Hace unos años que la humanidad entró en un espiral de cambio climático que, de seguir, hará inhabitable el planeta. Pero a pesar de todas las alertas científicas, es como si la mayoría de las personas, y sin duda las que están en situación de poder, no hubieran sido capaces de verlo, hasta que tuvo lugar un evento anterior al virus. Me refiero al gran incendio planetario que quemó Amazonas, Estados Unidos y Australia entre fines de 2019 y comienzos de 2020. El mundo no había visto algo así antes. Y aunque ahora, que estamos completamente tomados por el coronavirus, casi pareciera que lo olvidamos, quedó. Los incendios significaron una transición en el modo de entender y escuchar que hay algo drástico, dramático, que requiere un cambio radical. Y enseguida vino el virus que sacudió nuestras subjetividades de una manera rotunda: esto es el siglo XXI. Hay alternaciones ecológicas tan significativas como para desplegar pandemias. Estamos viendo a miles de personas morir. Hay personas que no pueden enterrar a sus parientes y amigos, que no pueden hacer luto, mientras emergen todas las formas de desigualdad que existen en nuestras ciudades. La realidad nos grita que el mundo contemporáneo no es moderno sino que está definido en base a injusticias. Las diferencias por clase social, raza, género en todo el mundo, se vuelven explícitas. El virus es invisible pero vuelve visibles muchas cosas, entierra las metáforas y nos deja frente a lo que construimos, lo que somos. Estamos encerrados en eso y no es algo agradable.
Pareciera que la ansiedad ante ese encierro se deposita en saber que va a pasar mañana, algo imposible, ¿no?

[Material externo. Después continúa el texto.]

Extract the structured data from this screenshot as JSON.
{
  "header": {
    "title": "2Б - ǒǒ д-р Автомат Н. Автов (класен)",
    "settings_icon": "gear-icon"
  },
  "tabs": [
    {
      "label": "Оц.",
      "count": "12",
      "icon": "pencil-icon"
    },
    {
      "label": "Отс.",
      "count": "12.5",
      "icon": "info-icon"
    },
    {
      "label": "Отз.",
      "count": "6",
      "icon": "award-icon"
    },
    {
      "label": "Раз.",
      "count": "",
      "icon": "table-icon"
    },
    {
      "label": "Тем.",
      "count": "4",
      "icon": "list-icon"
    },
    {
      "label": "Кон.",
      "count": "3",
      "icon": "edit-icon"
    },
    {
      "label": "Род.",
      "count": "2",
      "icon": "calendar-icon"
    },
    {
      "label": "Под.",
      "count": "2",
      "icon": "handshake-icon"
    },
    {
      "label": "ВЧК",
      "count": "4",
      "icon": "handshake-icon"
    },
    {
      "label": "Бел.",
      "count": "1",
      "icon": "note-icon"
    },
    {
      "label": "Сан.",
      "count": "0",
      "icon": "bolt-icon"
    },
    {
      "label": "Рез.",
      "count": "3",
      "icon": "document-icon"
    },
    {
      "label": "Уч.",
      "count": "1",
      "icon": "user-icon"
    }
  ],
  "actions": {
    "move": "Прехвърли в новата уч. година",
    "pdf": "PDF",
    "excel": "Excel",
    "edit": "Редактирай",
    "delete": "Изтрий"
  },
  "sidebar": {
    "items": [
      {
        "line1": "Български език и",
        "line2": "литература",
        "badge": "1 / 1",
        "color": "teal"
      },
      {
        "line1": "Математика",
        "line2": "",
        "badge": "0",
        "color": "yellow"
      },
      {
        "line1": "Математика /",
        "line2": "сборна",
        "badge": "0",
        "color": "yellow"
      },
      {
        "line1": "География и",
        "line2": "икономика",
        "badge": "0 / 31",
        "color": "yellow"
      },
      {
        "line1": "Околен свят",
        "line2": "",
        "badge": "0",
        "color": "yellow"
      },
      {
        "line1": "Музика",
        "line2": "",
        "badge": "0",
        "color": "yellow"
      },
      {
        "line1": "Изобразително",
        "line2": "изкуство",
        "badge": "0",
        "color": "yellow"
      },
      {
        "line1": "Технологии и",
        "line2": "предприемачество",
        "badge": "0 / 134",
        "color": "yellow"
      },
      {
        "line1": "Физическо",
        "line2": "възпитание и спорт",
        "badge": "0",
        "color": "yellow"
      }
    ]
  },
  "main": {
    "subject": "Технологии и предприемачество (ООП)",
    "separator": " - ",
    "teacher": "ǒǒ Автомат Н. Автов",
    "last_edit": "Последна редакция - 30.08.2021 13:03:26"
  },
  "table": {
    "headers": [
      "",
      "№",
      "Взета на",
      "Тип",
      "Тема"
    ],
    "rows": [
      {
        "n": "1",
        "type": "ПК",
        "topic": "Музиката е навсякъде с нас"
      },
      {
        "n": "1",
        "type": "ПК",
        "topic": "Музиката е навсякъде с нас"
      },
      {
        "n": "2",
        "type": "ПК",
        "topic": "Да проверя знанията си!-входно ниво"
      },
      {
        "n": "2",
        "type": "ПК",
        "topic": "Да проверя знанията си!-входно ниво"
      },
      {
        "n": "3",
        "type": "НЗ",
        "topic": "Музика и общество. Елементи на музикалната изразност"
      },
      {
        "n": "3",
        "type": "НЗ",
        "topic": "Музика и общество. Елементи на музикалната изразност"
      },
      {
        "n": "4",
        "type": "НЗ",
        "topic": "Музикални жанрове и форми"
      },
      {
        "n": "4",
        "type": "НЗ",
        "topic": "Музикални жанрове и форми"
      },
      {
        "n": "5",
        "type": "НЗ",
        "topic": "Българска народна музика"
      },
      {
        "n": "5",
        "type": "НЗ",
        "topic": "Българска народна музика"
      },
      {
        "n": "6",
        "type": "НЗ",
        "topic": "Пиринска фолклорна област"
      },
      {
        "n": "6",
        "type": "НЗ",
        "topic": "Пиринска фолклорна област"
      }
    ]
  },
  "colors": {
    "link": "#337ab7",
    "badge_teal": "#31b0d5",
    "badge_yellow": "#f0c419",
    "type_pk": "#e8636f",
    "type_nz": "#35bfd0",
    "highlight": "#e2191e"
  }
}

Yo creo que hacen falta nuevos marcos teóricos para pensar en todo esto, y quienes trabajamos en producción cultural e intelectual tenemos que emprender el trabajo de crearlos. Pero para lograr eso antes tenemos que permitir que la situación nos afecte. Desde el punto de vista de la arquitectura tenemos que dejarnos afectar por la clausura, para poder proyectar seriamente un urbanismo de cuarentena y de estado de excepción que tal vez sea lo más frecuente. Es inevitable preguntarse qué significa una habitación y el derecho a una habitación, porque garantizar el derecho a la infraestructura básica es ahora parte de la seguridad planetaria. No te podés quedar en casa si no hay una casa. Pero también hay que pensar en los poderes que están buscando ejercer un control cada vez más severo y violento de la población. Sin dudas creo que nuestras vidas deben poder recrearse de un modo más local, aprovechando las nuevas redes comunitarias que también están surgiendo. Finalmente, sabemos que este virus está directamente relacionado a lo que estamos haciendo en los territorios y que nos lleva a terminar con esta idea de hábitat que surge en oposición a la tierra. Ahí hay una oportunidad para aprender de quienes viven en la naturaleza, y custodian y garantizan desde siempre la biodiversidad: esos pueblos que hemos ido desapareciendo junto con los territorios. Garantizar que sean narradas esas otras habitaciones, otras arquitecturas posibles, con sus sistemas políticos y socioeconómicos, es quizás el único modo de garantizar nuestro presente-futuro en la tierra.